A primary index is an ordered file whose records are of fixed length with two fields. The first field is of the same data type as the ordering key field—called the primary key—of the data file, and the second field is a pointer to a disk block (a block address). There is one index entry (or index record) in the index file for each block in the data file. Each index entry has the value of the primary key field for the first record in a block and a pointer to that block as its two field values. We will refer to the two field values of index entry i as (K(i), P(i)).
The total number of entries in the index is the same as the number of disk blocks in the ordered data file. The first record in each block of the data file is called the anchor record of the block, or simply the block anchor.
Indexes can also be characterized as dense or sparse. A dense index has an index entry for every search key value (and hence every record) in the data file. A sparse (or non-dense) index, on the other hand, has index entries for only some of the search values. A sparse index has fewer entries than the number of records in the file. Thus, a primary index is a non-dense (sparse) index, since it includes an entry for each disk block of the data file and the keys of its anchor record rather than for every search value (or every record).

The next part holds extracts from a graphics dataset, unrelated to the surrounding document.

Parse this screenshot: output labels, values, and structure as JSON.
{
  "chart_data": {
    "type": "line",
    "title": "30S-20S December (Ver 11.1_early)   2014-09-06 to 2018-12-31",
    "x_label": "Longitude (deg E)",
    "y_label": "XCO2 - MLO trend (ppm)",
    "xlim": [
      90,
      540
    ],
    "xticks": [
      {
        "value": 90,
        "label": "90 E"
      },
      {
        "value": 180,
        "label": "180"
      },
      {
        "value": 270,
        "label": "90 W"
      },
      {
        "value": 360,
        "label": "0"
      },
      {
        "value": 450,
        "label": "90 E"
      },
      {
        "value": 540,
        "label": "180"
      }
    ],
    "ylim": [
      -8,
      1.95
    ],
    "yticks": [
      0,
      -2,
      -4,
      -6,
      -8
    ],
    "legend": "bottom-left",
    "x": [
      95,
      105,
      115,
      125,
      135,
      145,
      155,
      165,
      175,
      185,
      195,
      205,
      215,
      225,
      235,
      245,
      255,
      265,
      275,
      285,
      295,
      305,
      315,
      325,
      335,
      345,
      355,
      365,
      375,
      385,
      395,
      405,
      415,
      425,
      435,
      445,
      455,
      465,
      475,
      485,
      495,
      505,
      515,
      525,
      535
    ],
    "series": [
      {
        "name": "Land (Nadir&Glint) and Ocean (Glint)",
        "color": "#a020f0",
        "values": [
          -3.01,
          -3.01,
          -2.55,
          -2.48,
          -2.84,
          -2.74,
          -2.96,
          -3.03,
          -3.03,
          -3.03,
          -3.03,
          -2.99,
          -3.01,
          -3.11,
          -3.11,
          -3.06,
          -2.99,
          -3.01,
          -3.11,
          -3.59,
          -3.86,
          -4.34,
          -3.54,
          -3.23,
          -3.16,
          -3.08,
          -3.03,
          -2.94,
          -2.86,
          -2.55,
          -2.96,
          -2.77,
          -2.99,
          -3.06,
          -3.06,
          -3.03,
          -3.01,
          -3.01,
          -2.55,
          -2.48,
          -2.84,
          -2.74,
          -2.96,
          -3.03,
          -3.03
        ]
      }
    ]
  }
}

The index file for a primary index occupies a much smaller space than does the data file, for two reasons. First, there are fewer index entries than there are records in the data file. Second, each index entry is typically smaller in size than a data record because it has only two fields; consequently, more index entries than data records can fit in one block. Therefore, a binary search on the index file requires fewer block accesses than a binary search on the data file.